O relatório divulgado ontem pela ONU
mostra um futuro sombrio e, praticamente, insuportável. Foram mais de 700
cientistas de 100 países para reafirmar o que já foi avisado na Eco 92, no Rio
de Janeiro: o homem e sua ganância, o “progresso” que acaba com florestas, água
potável, oceanos e oxigênio, vai tornar a vida no planeta maravilhoso, cada vez
mais difícil. O pior que esses danos são irreversíveis e não imagino a
humanidade, milagrosamente, tomando consciência disso. Nem vislumbro os
governos, principalmente dos EUA, usando alta tecnologia para criar soluções sustentáveis,
pois ainda preferem investir em armamento bélico, assim destrói tudo mais
rápido.
Em 2050, segundo os cientistas, a África estará sem água, a China sem
ar e plantações, a Europa sofrendo enchentes e o Brasil com clima seco e
temperaturas muito elevadas (nós temos o triste posto de campeões de
desmatamento no mundo). De que adianta eu me cuidar, fazer esporte, ter
expectativa de vida aumentada se quando chegar aos 80 anos (se não “morrer de
susto, bala ou vício” – como cantou
Caetano Veloso) mal poderei respirar e tomar água?
Não era por rebeldia ou
feminismo radical que eu dizia, na adolescência, que não queria ter filhos. É
que desde muito cedo tomei consciência da destruição humana. Até 1982 era
possível ver tartaruguinhas saindo das cascas e correndo para o mar no Costão
das Tartarugas, o Tortuga, na praia da Enseada, Guarujá. Mas então a Prefeitura
da época liberou a construção de três prédios de 30 andares bem ali na frente da
praia, onde até hoje não é permitido prédios de mais de quatro andares. E as
tartarugas sumiram. Vieram ambientalistas de toda a parte fazer manifesto, me
juntei a eles, conheci o Greenpeace e outros radicais. Não houve alemão que
fizesse mudar o quadro ou fazer cumprir a “Lei”.

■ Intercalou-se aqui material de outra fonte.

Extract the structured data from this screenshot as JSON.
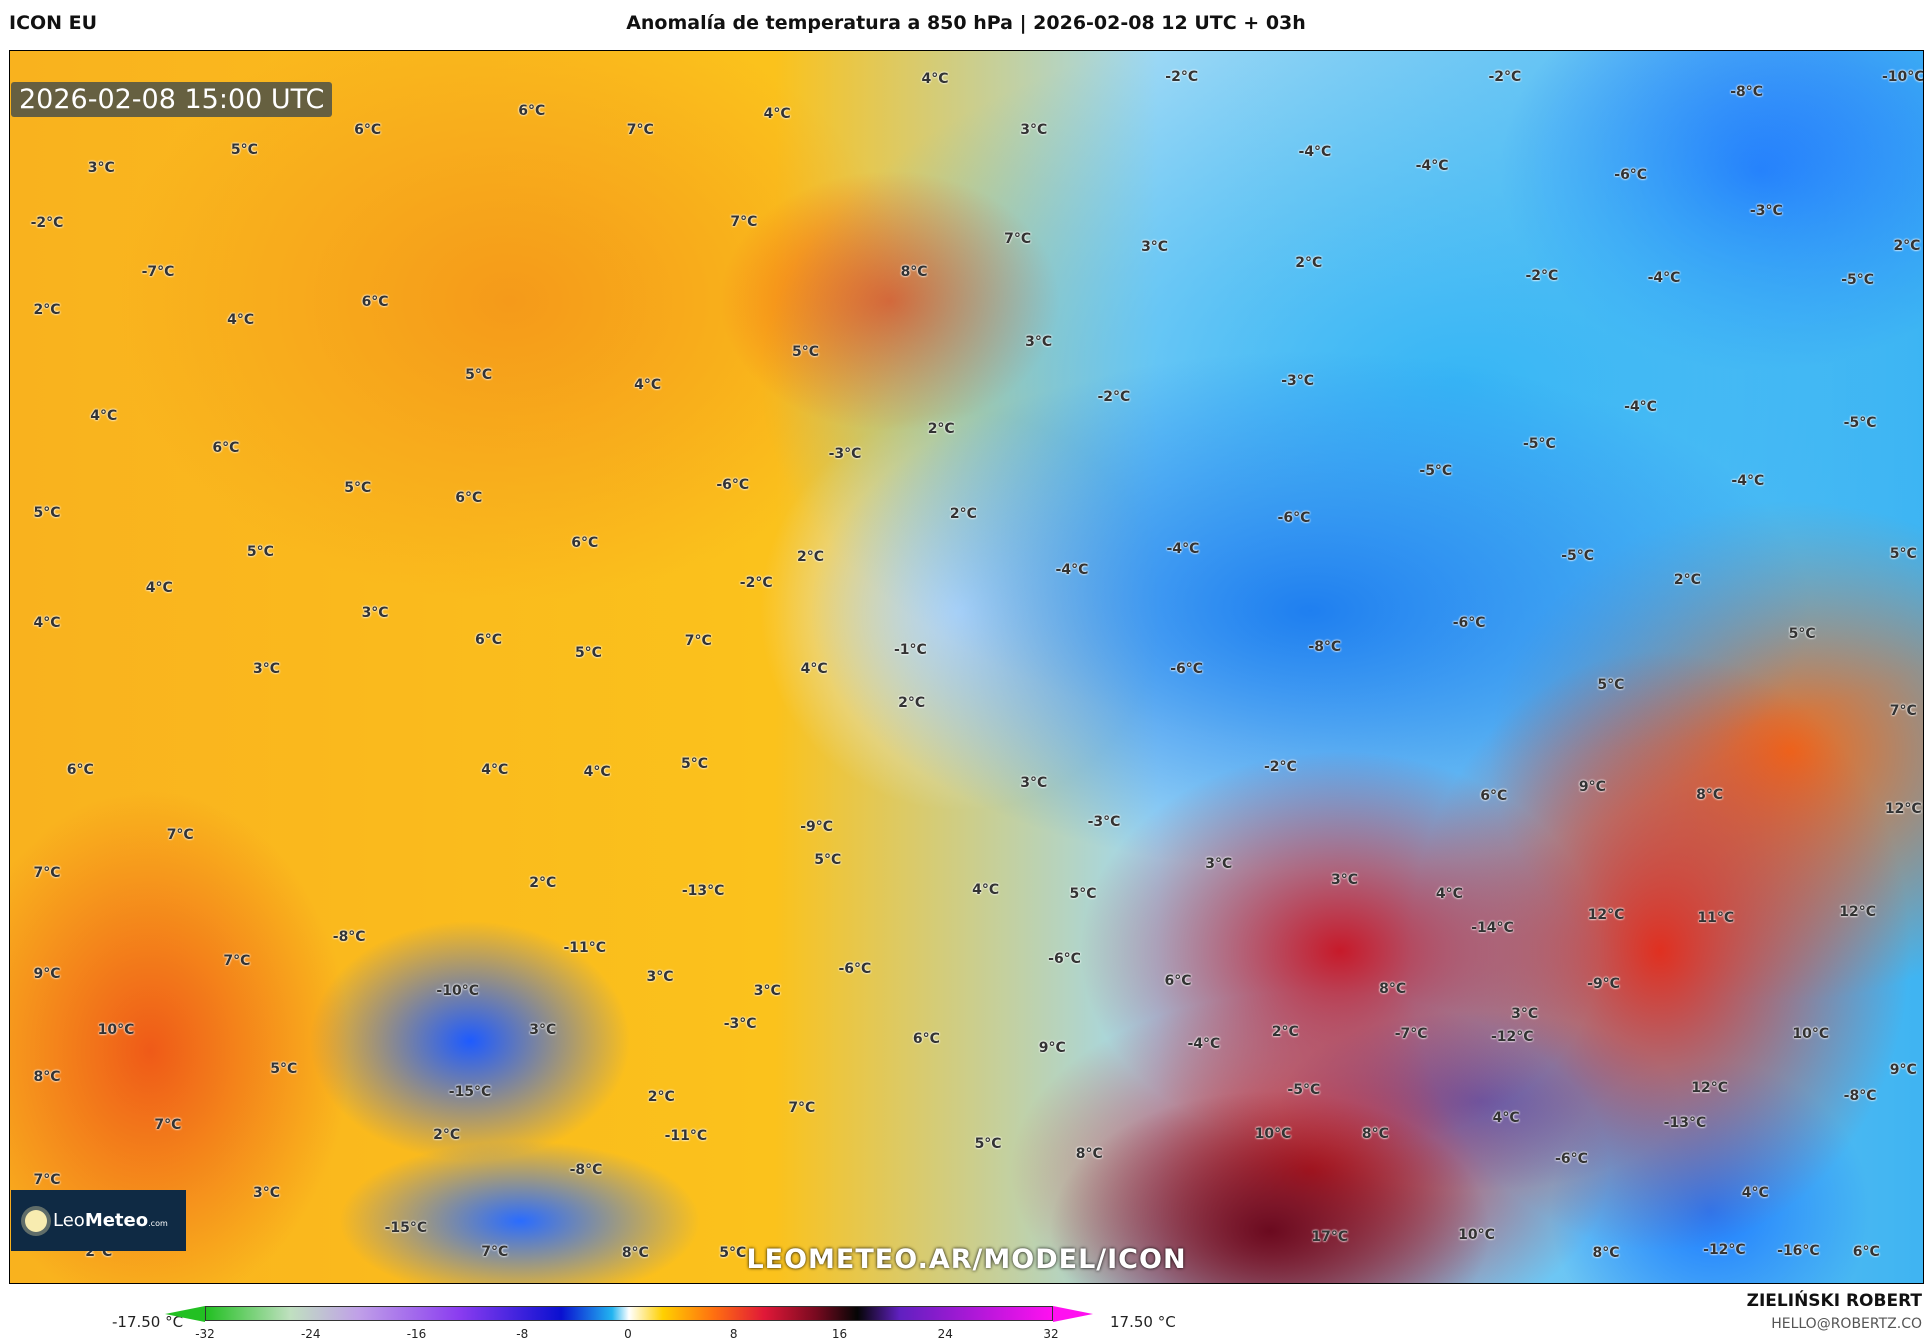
{
  "header": {
    "model": "ICON EU",
    "title": "Anomalía de temperatura a 850 hPa | 2026-02-08 12 UTC + 03h"
  },
  "map": {
    "timestamp": "2026-02-08 15:00 UTC",
    "watermark": "LEOMETEO.AR/MODEL/ICON",
    "logo": {
      "text_light": "Leo",
      "text_bold": "Meteo",
      "suffix": ".com",
      "icon": "sun-icon"
    },
    "labels": [
      "4°C",
      "-2°C",
      "-2°C",
      "-8°C",
      "-10°C",
      "6°C",
      "6°C",
      "7°C",
      "4°C",
      "3°C",
      "5°C",
      "3°C",
      "-4°C",
      "-4°C",
      "-6°C",
      "7°C",
      "7°C",
      "-3°C",
      "-2°C",
      "-7°C",
      "8°C",
      "3°C",
      "2°C",
      "-2°C",
      "-4°C",
      "-5°C",
      "2°C",
      "2°C",
      "6°C",
      "4°C",
      "3°C",
      "5°C",
      "5°C",
      "4°C",
      "-3°C",
      "-2°C",
      "-4°C",
      "-5°C",
      "4°C",
      "2°C",
      "-3°C",
      "6°C",
      "-5°C",
      "-5°C",
      "-4°C",
      "-6°C",
      "5°C",
      "5°C",
      "6°C",
      "2°C",
      "-6°C",
      "6°C",
      "-4°C",
      "5°C",
      "2°C",
      "-5°C",
      "5°C",
      "-4°C",
      "2°C",
      "4°C",
      "-2°C",
      "3°C",
      "4°C",
      "-6°C",
      "5°C",
      "6°C",
      "7°C",
      "-1°C",
      "-8°C",
      "5°C",
      "3°C",
      "4°C",
      "-6°C",
      "5°C",
      "2°C",
      "7°C",
      "6°C",
      "4°C",
      "4°C",
      "5°C",
      "-2°C",
      "3°C",
      "9°C",
      "6°C",
      "8°C",
      "12°C",
      "-3°C",
      "-9°C",
      "7°C",
      "5°C",
      "3°C",
      "3°C",
      "2°C",
      "7°C",
      "4°C",
      "5°C",
      "-13°C",
      "4°C",
      "-14°C",
      "12°C",
      "11°C",
      "12°C",
      "-8°C",
      "-11°C",
      "7°C",
      "-6°C",
      "9°C",
      "-10°C",
      "3°C",
      "-6°C",
      "6°C",
      "8°C",
      "-9°C",
      "3°C",
      "-3°C",
      "3°C",
      "10°C",
      "3°C",
      "2°C",
      "-7°C",
      "-12°C",
      "10°C",
      "6°C",
      "9°C",
      "-4°C",
      "5°C",
      "9°C",
      "8°C",
      "-15°C",
      "2°C",
      "-5°C",
      "12°C",
      "-8°C",
      "-13°C",
      "4°C",
      "7°C",
      "7°C",
      "2°C",
      "-11°C",
      "10°C",
      "8°C",
      "5°C",
      "8°C",
      "-8°C",
      "-6°C",
      "7°C",
      "3°C",
      "4°C",
      "-15°C",
      "17°C",
      "10°C",
      "2°C",
      "7°C",
      "8°C",
      "5°C",
      "8°C",
      "-12°C",
      "-16°C",
      "6°C"
    ]
  },
  "colorbar": {
    "min_label": "-17.50 °C",
    "max_label": "17.50 °C",
    "ticks": [
      "-32",
      "-24",
      "-16",
      "-8",
      "0",
      "8",
      "16",
      "24",
      "32"
    ],
    "colors": [
      "#22c022",
      "#c0a0e8",
      "#0a10d0",
      "#22b4f0",
      "#ffffff",
      "#ffd000",
      "#e01838",
      "#050505",
      "#ff10f0"
    ]
  },
  "credits": {
    "author": "ZIELIŃSKI ROBERT",
    "email": "HELLO@ROBERTZ.CO"
  }
}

O grande golpe, a apunhalada final
foi saber que meu pai vendeu material para a construção dos malditos prédios
horríveis que enfeiam a paisagem até hoje. Minha vontade era implodir tudo
aquilo. Foi nossa primeira briga feia. O chamei de capitalista selvagem,
exterminador de animais. Ele tentava me explicar que se não fosse ele, outra
distribuidora de cimento venderia, não tinha jeito. Graças àquela construção sinistra,
meu pai comprou a primeira casa própria. Ele dizia que queria me dar o melhor.

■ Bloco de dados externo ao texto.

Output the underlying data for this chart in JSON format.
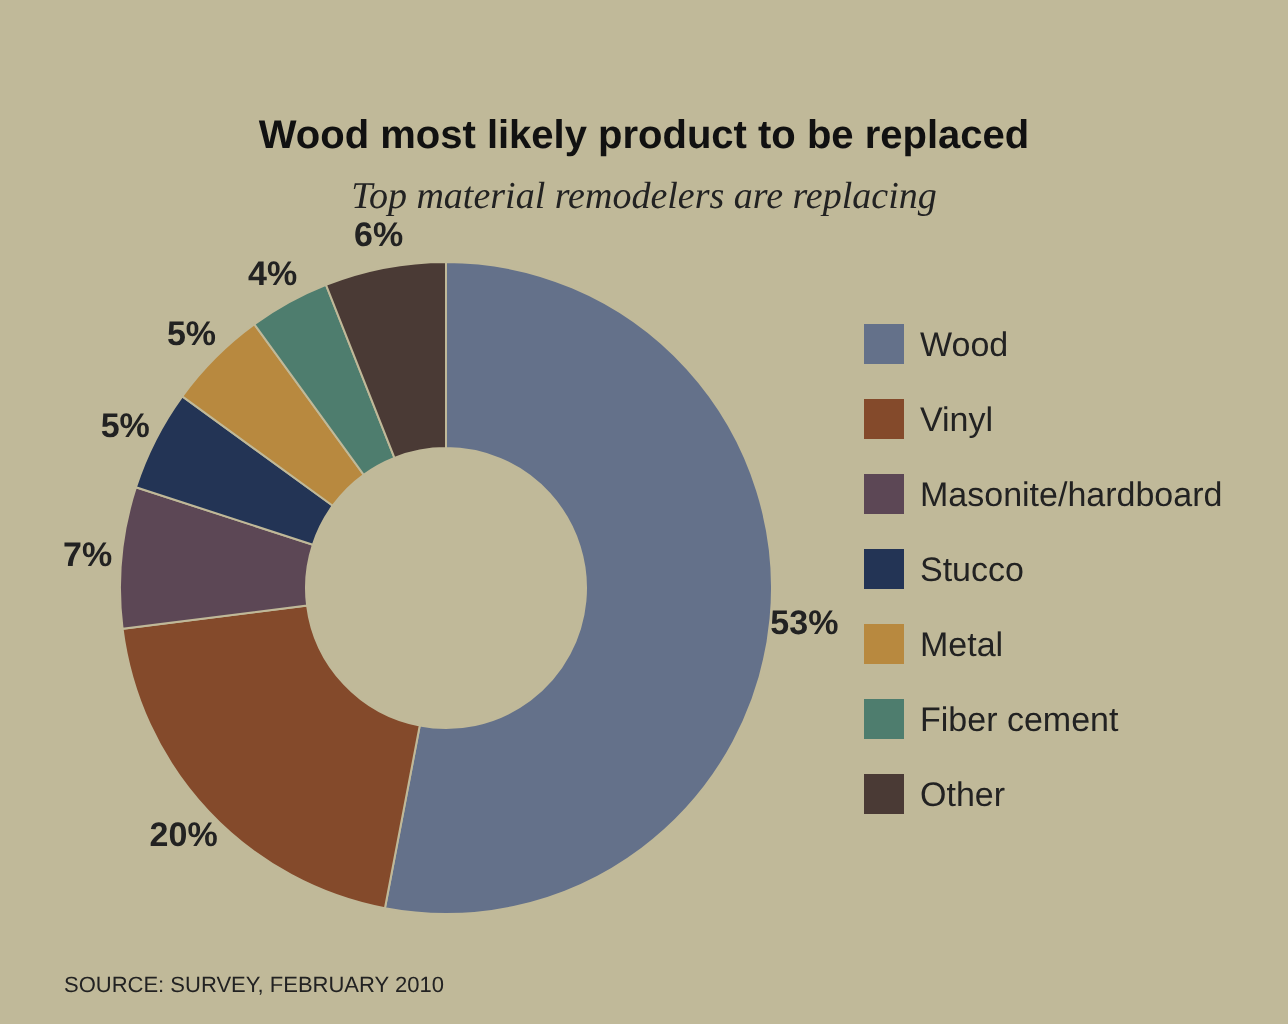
{
  "chart_data": {
    "type": "donut",
    "title": "Wood most likely product to be replaced",
    "subtitle": "Top material remodelers are replacing",
    "categories": [
      "Wood",
      "Vinyl",
      "Masonite/hardboard",
      "Stucco",
      "Metal",
      "Fiber cement",
      "Other"
    ],
    "values": [
      53,
      20,
      7,
      5,
      5,
      4,
      6
    ],
    "colors": [
      "#64718a",
      "#844a2b",
      "#5c4755",
      "#233455",
      "#b8893f",
      "#4e7d6e",
      "#4a3a35"
    ],
    "value_labels": [
      "53%",
      "20%",
      "7%",
      "5%",
      "5%",
      "4%",
      "6%"
    ],
    "legend": "right",
    "annotations": [
      "SOURCE: SURVEY, FEBRUARY 2010"
    ]
  }
}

Eu respondia que o melhor para mim era continuar vendo as tartaruguinhas
correndo para o mar. Tinha 12 anos e uma utopia juvenil meio doentia. Depois
entendi que lutar contra o sistema só sendo muito radical mesmo, extremista,
tipo luta armada.
Continuei não querendo colocar mais gente nesse mundo com
excesso de população, mas aos 30 anos, quando engravidei sem planejar, pensei
que seria maravilhoso poder passar meus ensinamentos e consciência ambiental
para alguém. No tempo de convívio que tive com Dora, minha filha mais velha,
sei que passei os melhores valores de preservação, respeito e proteção animal e
ambiental. Tanto que, aos 8 anos, ela já falava que queria fazer Biologia Marinha.
Adorava os oceanos e a vida no mar. Miranda, minha filha mais nova, de 5 anos,
diz que quer ser veterinária.
De certa forma elas são bem mais práticas e
efetivas do que eu. Depois de me envolver na causa ambiental, fui me
interessando por várias outras: proteção animal, legalização do aborto,
eutanásia, inclusão social, acessibilidade universal, feminismo... é muita
causa para uma pessoa só. Daí me iludi pensando que fazendo jornalismo poderia
denunciar, divulgar, esclarecer e conscientizar sobre tudo isso. Talvez fosse inocente
ou uma arrogante. Ou os dois. Só sei que fracassei. Minhas filhas serão mais práticas,
tenho certeza. Assim como tenho certeza de que acertei tendo essas duas filhas,
que poderão fazer diferença nesse futuro macabro que nos espera.
O ser humano
se adapta fácil. Penso que esse período em que Dora é obrigada a morar na cidade
de clima mais quente e seco que já conheci é uma espécie de preparo para sua
vida adulta num mundo de tantas mudanças climáticas. Pensar no futuro é estarrecedor, por isso vou
aproveitar e tomar muita água, mergulhar nas ondas enquanto as temperaturas
permitem e tratar de procurar um terreninho na montanha, com cachoeira no
quintal. Igual ao lugar lindo que eu morava com Dora em Paraty (RJ).